For FP8 processing with sparsity support on, 600 exaflops or more yields 44.1 petaflops per GPU socket and 5.52 petaflops per GPU chiplet. The B200 has 2.25 petaflops per GPU chiplet, so this is only a 2X increase in performance per chiplet for the GPU used in FugakuNext as in the DGX GB200 systems shipping today. Mind you, 2X per chiplet over five years is a big deal when you are at the reticle limit and can only ride down two or three process nodes that do not yield as much as you might hope.

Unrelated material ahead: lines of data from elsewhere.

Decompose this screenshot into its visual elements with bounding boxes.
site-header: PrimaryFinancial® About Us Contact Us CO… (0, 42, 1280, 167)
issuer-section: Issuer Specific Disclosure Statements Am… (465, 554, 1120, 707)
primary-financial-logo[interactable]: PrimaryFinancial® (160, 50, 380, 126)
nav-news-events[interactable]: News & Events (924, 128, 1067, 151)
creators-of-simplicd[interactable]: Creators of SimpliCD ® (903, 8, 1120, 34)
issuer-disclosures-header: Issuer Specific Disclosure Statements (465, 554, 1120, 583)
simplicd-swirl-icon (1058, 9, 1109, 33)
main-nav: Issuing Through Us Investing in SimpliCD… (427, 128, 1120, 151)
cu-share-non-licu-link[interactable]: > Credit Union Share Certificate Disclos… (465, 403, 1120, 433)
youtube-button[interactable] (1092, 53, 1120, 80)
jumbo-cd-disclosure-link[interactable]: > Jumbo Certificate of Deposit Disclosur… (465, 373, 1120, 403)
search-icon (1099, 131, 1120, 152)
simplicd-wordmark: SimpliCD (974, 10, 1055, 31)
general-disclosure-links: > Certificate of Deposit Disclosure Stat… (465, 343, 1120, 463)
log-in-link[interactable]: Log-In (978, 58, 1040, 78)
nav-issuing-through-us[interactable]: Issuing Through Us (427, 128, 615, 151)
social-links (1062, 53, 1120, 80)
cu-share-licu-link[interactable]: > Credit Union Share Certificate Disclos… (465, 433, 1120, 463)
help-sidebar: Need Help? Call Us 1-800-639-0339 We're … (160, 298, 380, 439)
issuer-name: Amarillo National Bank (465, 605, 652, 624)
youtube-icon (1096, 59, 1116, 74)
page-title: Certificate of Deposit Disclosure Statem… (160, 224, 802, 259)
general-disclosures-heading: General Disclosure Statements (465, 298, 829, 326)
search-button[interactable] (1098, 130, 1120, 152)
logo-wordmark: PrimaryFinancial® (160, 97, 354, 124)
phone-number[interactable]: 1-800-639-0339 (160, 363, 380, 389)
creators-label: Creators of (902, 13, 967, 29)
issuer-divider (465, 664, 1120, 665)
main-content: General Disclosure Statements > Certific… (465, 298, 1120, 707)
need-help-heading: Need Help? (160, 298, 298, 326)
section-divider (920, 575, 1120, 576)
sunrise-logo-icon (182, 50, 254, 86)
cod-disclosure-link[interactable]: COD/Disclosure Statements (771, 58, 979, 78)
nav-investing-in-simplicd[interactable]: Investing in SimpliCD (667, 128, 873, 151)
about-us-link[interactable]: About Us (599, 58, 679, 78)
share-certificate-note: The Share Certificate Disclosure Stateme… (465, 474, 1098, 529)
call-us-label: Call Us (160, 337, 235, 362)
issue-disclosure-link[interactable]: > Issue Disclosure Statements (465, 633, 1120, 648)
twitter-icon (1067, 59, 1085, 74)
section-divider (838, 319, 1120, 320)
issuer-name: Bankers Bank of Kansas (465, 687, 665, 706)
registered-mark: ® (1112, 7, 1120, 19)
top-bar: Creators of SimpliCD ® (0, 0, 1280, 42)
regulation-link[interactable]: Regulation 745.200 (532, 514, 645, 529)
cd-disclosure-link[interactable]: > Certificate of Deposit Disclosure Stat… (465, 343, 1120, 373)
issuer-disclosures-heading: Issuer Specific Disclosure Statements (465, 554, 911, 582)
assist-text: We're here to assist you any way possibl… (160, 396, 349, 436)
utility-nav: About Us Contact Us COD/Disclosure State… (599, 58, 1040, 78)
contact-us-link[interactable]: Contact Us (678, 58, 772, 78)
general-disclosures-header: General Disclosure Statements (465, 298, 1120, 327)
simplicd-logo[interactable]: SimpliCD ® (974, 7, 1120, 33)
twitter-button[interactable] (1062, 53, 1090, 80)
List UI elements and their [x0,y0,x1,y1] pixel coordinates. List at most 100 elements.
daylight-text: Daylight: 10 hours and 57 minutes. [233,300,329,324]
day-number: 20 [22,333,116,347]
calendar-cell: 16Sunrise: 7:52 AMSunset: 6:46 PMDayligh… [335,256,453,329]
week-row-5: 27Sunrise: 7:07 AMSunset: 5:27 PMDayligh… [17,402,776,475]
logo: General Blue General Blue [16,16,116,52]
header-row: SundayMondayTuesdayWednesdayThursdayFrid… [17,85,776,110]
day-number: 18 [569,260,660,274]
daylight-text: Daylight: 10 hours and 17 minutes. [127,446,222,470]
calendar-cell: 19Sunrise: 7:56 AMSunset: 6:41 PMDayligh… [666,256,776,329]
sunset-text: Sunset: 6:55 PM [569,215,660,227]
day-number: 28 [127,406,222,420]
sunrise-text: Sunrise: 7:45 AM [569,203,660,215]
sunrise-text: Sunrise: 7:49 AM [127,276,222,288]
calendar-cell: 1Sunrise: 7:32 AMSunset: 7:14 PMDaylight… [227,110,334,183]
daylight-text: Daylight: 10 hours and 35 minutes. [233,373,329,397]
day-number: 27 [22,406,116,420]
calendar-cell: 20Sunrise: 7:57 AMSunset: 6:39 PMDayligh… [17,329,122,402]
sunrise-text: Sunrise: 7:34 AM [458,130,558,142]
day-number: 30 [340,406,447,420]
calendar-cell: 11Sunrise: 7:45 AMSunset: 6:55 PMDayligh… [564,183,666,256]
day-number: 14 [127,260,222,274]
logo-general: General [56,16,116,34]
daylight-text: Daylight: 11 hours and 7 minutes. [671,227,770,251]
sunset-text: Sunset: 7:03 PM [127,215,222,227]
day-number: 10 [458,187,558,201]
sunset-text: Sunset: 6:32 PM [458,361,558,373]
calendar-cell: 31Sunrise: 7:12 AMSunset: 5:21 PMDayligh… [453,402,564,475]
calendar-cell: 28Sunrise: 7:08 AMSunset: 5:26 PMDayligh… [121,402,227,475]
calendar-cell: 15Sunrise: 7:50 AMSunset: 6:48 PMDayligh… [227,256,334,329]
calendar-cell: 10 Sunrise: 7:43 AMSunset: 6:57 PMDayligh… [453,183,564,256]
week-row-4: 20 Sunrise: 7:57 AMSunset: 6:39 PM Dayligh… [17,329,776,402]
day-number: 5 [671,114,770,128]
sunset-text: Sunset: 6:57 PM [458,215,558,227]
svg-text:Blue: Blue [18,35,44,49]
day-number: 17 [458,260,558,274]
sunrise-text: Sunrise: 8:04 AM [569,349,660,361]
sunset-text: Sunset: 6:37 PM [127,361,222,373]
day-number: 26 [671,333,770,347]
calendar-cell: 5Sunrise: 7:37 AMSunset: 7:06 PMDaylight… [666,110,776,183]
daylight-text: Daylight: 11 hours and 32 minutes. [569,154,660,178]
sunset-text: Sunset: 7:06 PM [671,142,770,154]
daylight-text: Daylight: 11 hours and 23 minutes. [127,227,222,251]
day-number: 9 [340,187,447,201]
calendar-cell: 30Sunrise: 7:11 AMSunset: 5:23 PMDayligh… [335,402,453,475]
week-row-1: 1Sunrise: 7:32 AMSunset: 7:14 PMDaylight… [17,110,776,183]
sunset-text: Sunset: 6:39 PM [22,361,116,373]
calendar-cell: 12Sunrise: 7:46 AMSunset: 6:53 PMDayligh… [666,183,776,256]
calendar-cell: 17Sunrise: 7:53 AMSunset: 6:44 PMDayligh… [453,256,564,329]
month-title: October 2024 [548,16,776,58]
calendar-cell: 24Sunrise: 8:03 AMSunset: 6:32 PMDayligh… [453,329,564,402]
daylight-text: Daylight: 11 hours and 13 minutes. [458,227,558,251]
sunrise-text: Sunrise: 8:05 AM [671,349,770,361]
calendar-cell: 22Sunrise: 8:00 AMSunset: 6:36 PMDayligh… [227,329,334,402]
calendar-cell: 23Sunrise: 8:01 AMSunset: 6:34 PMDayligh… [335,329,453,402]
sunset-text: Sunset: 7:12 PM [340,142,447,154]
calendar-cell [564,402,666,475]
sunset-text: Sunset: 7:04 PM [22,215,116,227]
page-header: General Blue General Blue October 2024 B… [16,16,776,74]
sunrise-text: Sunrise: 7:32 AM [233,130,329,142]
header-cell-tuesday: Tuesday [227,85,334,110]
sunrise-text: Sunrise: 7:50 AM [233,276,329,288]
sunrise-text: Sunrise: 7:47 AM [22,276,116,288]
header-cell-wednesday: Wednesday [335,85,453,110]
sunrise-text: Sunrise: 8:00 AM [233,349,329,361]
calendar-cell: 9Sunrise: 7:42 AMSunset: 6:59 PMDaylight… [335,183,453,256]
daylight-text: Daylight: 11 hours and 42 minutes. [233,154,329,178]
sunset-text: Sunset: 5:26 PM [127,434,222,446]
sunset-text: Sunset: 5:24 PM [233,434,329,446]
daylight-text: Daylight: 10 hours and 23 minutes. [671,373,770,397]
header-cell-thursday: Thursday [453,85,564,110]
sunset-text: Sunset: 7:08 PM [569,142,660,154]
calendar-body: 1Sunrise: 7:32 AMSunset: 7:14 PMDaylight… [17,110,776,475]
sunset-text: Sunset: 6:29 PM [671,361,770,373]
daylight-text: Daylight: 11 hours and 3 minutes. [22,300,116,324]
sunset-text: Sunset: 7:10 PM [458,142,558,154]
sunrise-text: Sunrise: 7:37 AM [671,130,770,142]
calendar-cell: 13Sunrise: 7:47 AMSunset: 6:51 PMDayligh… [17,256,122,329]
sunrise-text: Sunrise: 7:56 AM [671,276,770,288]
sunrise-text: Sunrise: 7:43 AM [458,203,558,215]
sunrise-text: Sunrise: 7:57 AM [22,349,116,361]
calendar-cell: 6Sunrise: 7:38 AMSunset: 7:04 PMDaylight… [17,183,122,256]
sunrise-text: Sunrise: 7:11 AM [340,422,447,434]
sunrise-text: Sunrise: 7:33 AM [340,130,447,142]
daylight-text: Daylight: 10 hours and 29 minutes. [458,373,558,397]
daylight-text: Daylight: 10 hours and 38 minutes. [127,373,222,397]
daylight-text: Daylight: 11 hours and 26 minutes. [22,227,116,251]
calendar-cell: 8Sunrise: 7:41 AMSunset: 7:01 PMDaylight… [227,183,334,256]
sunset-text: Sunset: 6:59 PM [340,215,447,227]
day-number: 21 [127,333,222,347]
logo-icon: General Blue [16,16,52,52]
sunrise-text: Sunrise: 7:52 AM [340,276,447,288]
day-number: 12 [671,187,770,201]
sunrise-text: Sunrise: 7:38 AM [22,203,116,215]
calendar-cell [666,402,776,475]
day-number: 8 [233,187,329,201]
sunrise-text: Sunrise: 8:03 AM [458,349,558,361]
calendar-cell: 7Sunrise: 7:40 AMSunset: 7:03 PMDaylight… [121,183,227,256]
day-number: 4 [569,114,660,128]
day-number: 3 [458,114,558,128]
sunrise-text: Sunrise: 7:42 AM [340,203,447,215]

RIKEN says that the basic design of FugakuNext will be done in fiscal 2025, which ends in March 2026. Detailed design of the system will happen in fiscal 2026, which will of course end in March 2027. The Monaka chip comes out of Fujitsu in 2027, and presumably the Monaka-X variant comes out shortly thereafter. Japan’s Ministry of Education, Culture, Sports, Science and Technology (MEXT), which is funding FugakuNext, will be coordinating with the US Department of Energy’s HPC centers on an application performance suite called Benchpark to test supercomputers including FugakuNext. The DOE labs are also going to work with RIKEN on algorithm and software development, which is possible with the move to Nvidia GPU accelerators that are also deployed by many US HPC centers.